IAN CROCKER, Swimmer

They met in a parking lot. Spring of 2000. Small-town Maine. Crocker was a high school butterfly star en route to Sydney. Berta was a 1971 Buick Riviera going nowhere. He saw her and had to have her. She played hard to get. After Crocker won gold in the 400 relay, he vacationed in New Hampshire, where-somehow-they found each other. "Exact same car," he says in wonderment. Sure, she had some rust, some torn upholstery. Don't we all? He named her Alberta, after the old blues tune, and spent $80 a yard to fix rips in the seats, $150 for new lenses on her dome lights. There were rough patches. Two years ago, Berta threw two pistons; a 455 engine with a TA 310 cam made it all better. Now Crocker is having the rest of her restored. Why? She's pretty ("Like nothing I'd ever seen"), cozy ("Like sitting on a couch and cruising") and she performs ("It's great to pull up next to a Mustang and blow its doors off"). At 22, Crocker's eye wanders to other models. "But I'm attached," he vows. "I don't think I'll ever get rid of Berta."

VICTOR ESPINOZA, Jockey

In his days as a bus driver in Mexico City, Espinoza wanted two things: "A chance to work hard, and to have enough money for what I want, not just what I need." Like Lamborghinis: he's bought four since 2000. Espinoza's work ethic has put him at the top of his profession. His mounts have earned more than $63 million, and he rode War Emblem to victories in the 2002 Kentucky Derby and Preakness. His purses and real-estate investments have made him a regular at Beverly Hills Lamborghini. His latest? This 2005 Gallardo, a tad more practical than the 2003 Murcielago it shares a garage with. "A little more room," says the 5'2'', 112-pound jock. "Still has a lotta power, though." Little wonder that Espinoza values horsepower (the Gallardo has 490) and speed (he says he's hit 180). Maybe it's his familiarity with thundering hooves or history with honking horns, but he likes noise when he rides.

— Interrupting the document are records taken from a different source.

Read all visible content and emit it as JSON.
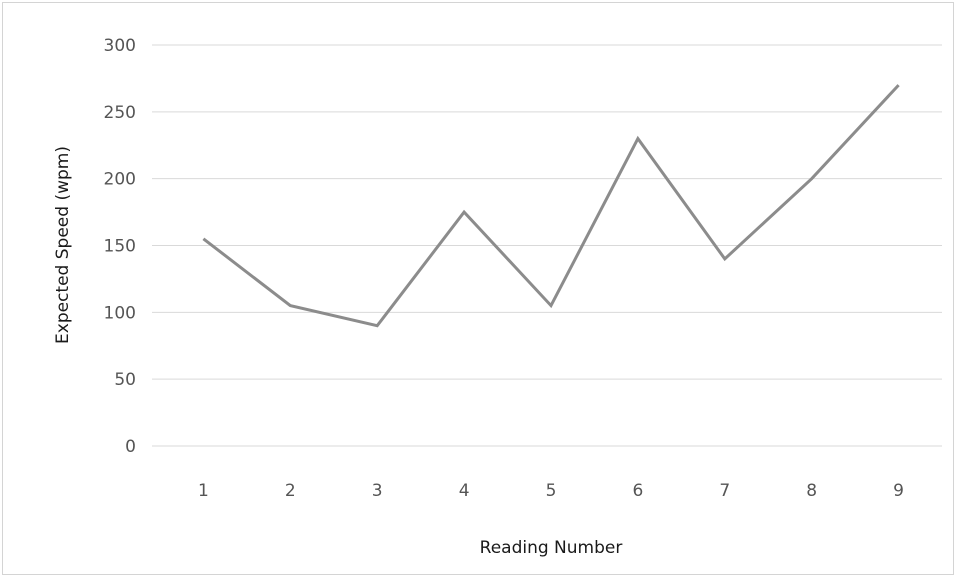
{
  "chart_data": {
    "type": "line",
    "title": "",
    "xlabel": "Reading Number",
    "ylabel": "Expected Speed (wpm)",
    "categories": [
      "1",
      "2",
      "3",
      "4",
      "5",
      "6",
      "7",
      "8",
      "9"
    ],
    "series": [
      {
        "values": [
          155,
          105,
          90,
          175,
          105,
          230,
          140,
          200,
          270
        ]
      }
    ],
    "ylim": [
      0,
      300
    ],
    "yticks": [
      "0",
      "50",
      "100",
      "150",
      "200",
      "250",
      "300"
    ],
    "grid": true,
    "legend": "none",
    "colors": {
      "line": "#8c8c8c",
      "grid": "#d9d9d9",
      "tick_text": "#555555",
      "axis_title": "#1a1a1a"
    }
  }
}
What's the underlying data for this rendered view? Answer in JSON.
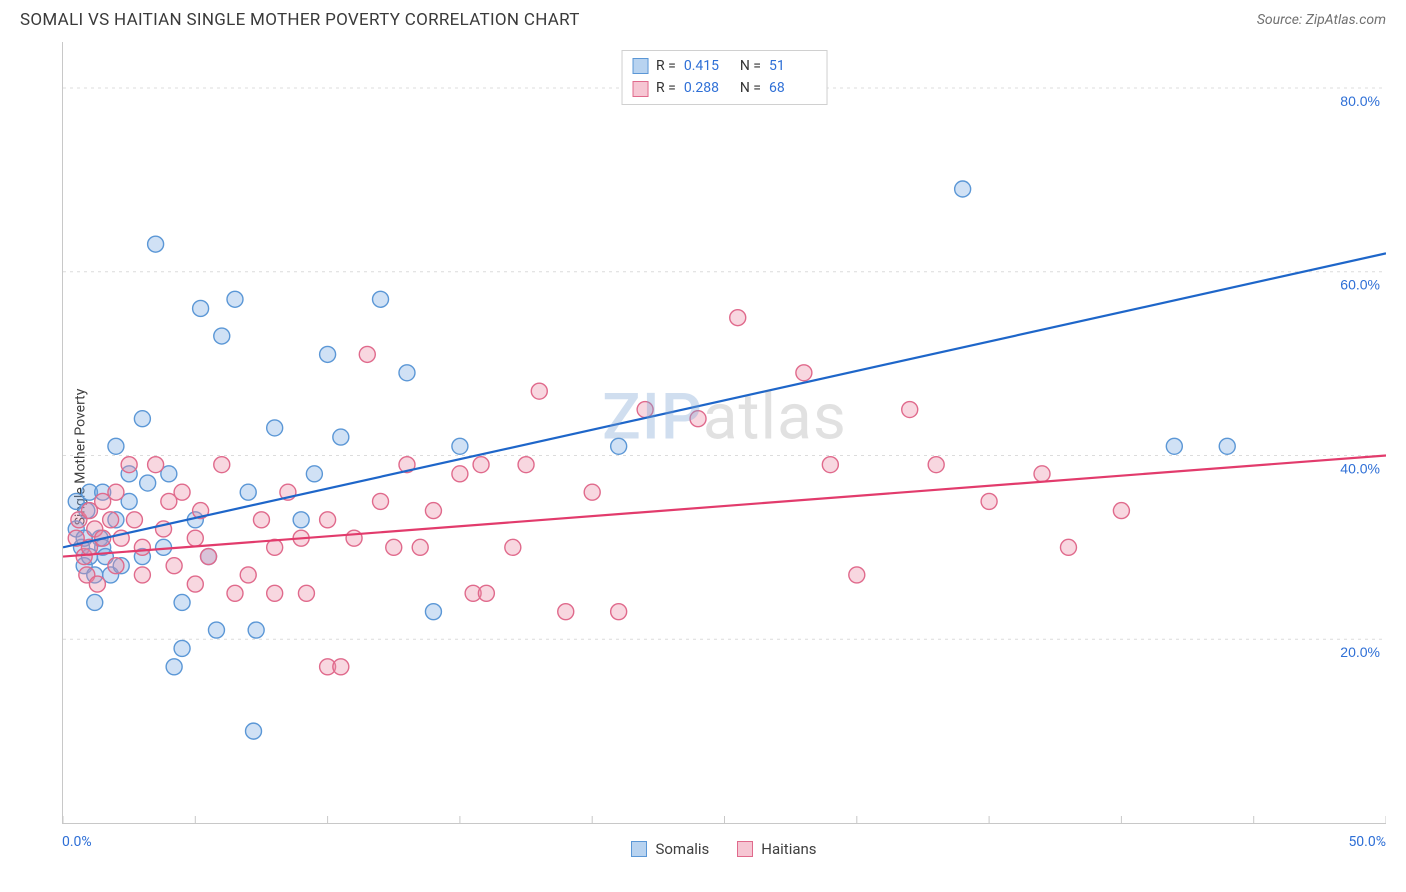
{
  "header": {
    "title": "SOMALI VS HAITIAN SINGLE MOTHER POVERTY CORRELATION CHART",
    "source": "Source: ZipAtlas.com"
  },
  "ylabel": "Single Mother Poverty",
  "watermark": {
    "first": "ZIP",
    "rest": "atlas"
  },
  "chart": {
    "type": "scatter",
    "xlim": [
      0,
      50
    ],
    "ylim": [
      0,
      85
    ],
    "x_ticks": [
      0,
      5,
      10,
      15,
      20,
      25,
      30,
      35,
      40,
      45,
      50
    ],
    "y_gridlines": [
      20,
      40,
      60,
      80
    ],
    "x_tick_label_left": "0.0%",
    "x_tick_label_right": "50.0%",
    "y_tick_labels": [
      "20.0%",
      "40.0%",
      "60.0%",
      "80.0%"
    ],
    "background_color": "#ffffff",
    "grid_color": "#dcdcdc",
    "grid_dash": "3,4",
    "axis_color": "#c8c8c8",
    "marker_radius": 8,
    "marker_stroke_width": 1.4,
    "line_width": 2.2,
    "series": [
      {
        "name": "Somalis",
        "fill": "rgba(120,170,225,0.35)",
        "stroke": "#5b97d6",
        "line_color": "#1e66c9",
        "swatch_fill": "#b8d3f0",
        "swatch_border": "#5b97d6",
        "R": "0.415",
        "N": "51",
        "trend": {
          "x1": 0,
          "y1": 30,
          "x2": 50,
          "y2": 62
        },
        "points": [
          [
            0.5,
            35
          ],
          [
            0.5,
            32
          ],
          [
            0.7,
            30
          ],
          [
            0.8,
            28
          ],
          [
            0.8,
            31
          ],
          [
            0.9,
            34
          ],
          [
            1,
            36
          ],
          [
            1,
            29
          ],
          [
            1.2,
            27
          ],
          [
            1.2,
            24
          ],
          [
            1.4,
            31
          ],
          [
            1.5,
            30
          ],
          [
            1.5,
            36
          ],
          [
            1.6,
            29
          ],
          [
            1.8,
            27
          ],
          [
            2,
            33
          ],
          [
            2,
            41
          ],
          [
            2.2,
            28
          ],
          [
            2.5,
            35
          ],
          [
            2.5,
            38
          ],
          [
            3,
            29
          ],
          [
            3,
            44
          ],
          [
            3.2,
            37
          ],
          [
            3.5,
            63
          ],
          [
            3.8,
            30
          ],
          [
            4,
            38
          ],
          [
            4.2,
            17
          ],
          [
            4.5,
            19
          ],
          [
            4.5,
            24
          ],
          [
            5,
            33
          ],
          [
            5.2,
            56
          ],
          [
            5.5,
            29
          ],
          [
            5.8,
            21
          ],
          [
            6,
            53
          ],
          [
            6.5,
            57
          ],
          [
            7,
            36
          ],
          [
            7.2,
            10
          ],
          [
            7.3,
            21
          ],
          [
            8,
            43
          ],
          [
            9,
            33
          ],
          [
            9.5,
            38
          ],
          [
            10,
            51
          ],
          [
            10.5,
            42
          ],
          [
            12,
            57
          ],
          [
            13,
            49
          ],
          [
            14,
            23
          ],
          [
            15,
            41
          ],
          [
            21,
            41
          ],
          [
            34,
            69
          ],
          [
            42,
            41
          ],
          [
            44,
            41
          ]
        ]
      },
      {
        "name": "Haitians",
        "fill": "rgba(235,140,165,0.35)",
        "stroke": "#e06a8c",
        "line_color": "#e23b6c",
        "swatch_fill": "#f6c6d3",
        "swatch_border": "#e06a8c",
        "R": "0.288",
        "N": "68",
        "trend": {
          "x1": 0,
          "y1": 29,
          "x2": 50,
          "y2": 40
        },
        "points": [
          [
            0.5,
            31
          ],
          [
            0.6,
            33
          ],
          [
            0.8,
            29
          ],
          [
            0.9,
            27
          ],
          [
            1,
            34
          ],
          [
            1,
            30
          ],
          [
            1.2,
            32
          ],
          [
            1.3,
            26
          ],
          [
            1.5,
            35
          ],
          [
            1.5,
            31
          ],
          [
            1.8,
            33
          ],
          [
            2,
            36
          ],
          [
            2,
            28
          ],
          [
            2.2,
            31
          ],
          [
            2.5,
            39
          ],
          [
            2.7,
            33
          ],
          [
            3,
            27
          ],
          [
            3,
            30
          ],
          [
            3.5,
            39
          ],
          [
            3.8,
            32
          ],
          [
            4,
            35
          ],
          [
            4.2,
            28
          ],
          [
            4.5,
            36
          ],
          [
            5,
            31
          ],
          [
            5,
            26
          ],
          [
            5.2,
            34
          ],
          [
            5.5,
            29
          ],
          [
            6,
            39
          ],
          [
            6.5,
            25
          ],
          [
            7,
            27
          ],
          [
            7.5,
            33
          ],
          [
            8,
            30
          ],
          [
            8,
            25
          ],
          [
            8.5,
            36
          ],
          [
            9,
            31
          ],
          [
            9.2,
            25
          ],
          [
            10,
            17
          ],
          [
            10,
            33
          ],
          [
            10.5,
            17
          ],
          [
            11,
            31
          ],
          [
            11.5,
            51
          ],
          [
            12,
            35
          ],
          [
            12.5,
            30
          ],
          [
            13,
            39
          ],
          [
            13.5,
            30
          ],
          [
            14,
            34
          ],
          [
            15,
            38
          ],
          [
            15.5,
            25
          ],
          [
            15.8,
            39
          ],
          [
            16,
            25
          ],
          [
            17,
            30
          ],
          [
            17.5,
            39
          ],
          [
            18,
            47
          ],
          [
            19,
            23
          ],
          [
            20,
            36
          ],
          [
            21,
            23
          ],
          [
            22,
            45
          ],
          [
            24,
            44
          ],
          [
            25.5,
            55
          ],
          [
            28,
            49
          ],
          [
            29,
            39
          ],
          [
            30,
            27
          ],
          [
            32,
            45
          ],
          [
            33,
            39
          ],
          [
            35,
            35
          ],
          [
            37,
            38
          ],
          [
            38,
            30
          ],
          [
            40,
            34
          ]
        ]
      }
    ]
  },
  "bottom_legend": [
    {
      "label": "Somalis",
      "fill": "#b8d3f0",
      "border": "#5b97d6"
    },
    {
      "label": "Haitians",
      "fill": "#f6c6d3",
      "border": "#e06a8c"
    }
  ]
}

He had a chip put in the engine to make sure it roars. "When a sports car is quiet," Espinoza says, "I don't like it."

CARNELL "CADILLAC" WILLIAMS, Running Back

Even as he drove around the Auburn campus in a Camaro last year, the fifth pick in the NFL draft knew his automotive destiny was set. "With my nickname," says the Bucs rookie, "I pretty much knew what kind of car I had to get." Brand and handle (bestowed by a PA announcer during a high school game in Birmingham) found common ground in a 2005 Escalade. Williams always wanted an SUV, and bought it after an impressive showing at the NFL scouting combine in February. At first he sweated the gas mileage, but that was then: "After the draft, I'm not that worried about it anymore." Insurance is another matter. "With me being so young," he says, "it kinda knocks you across the head." Still, he's loving long drives through the South, riding in first-round style: 24-inch rims outside, suede roofing inside, four TVs and a sound system with three 310 speakers. "I call it my baby," he says. "It's the first thing I bought on my own."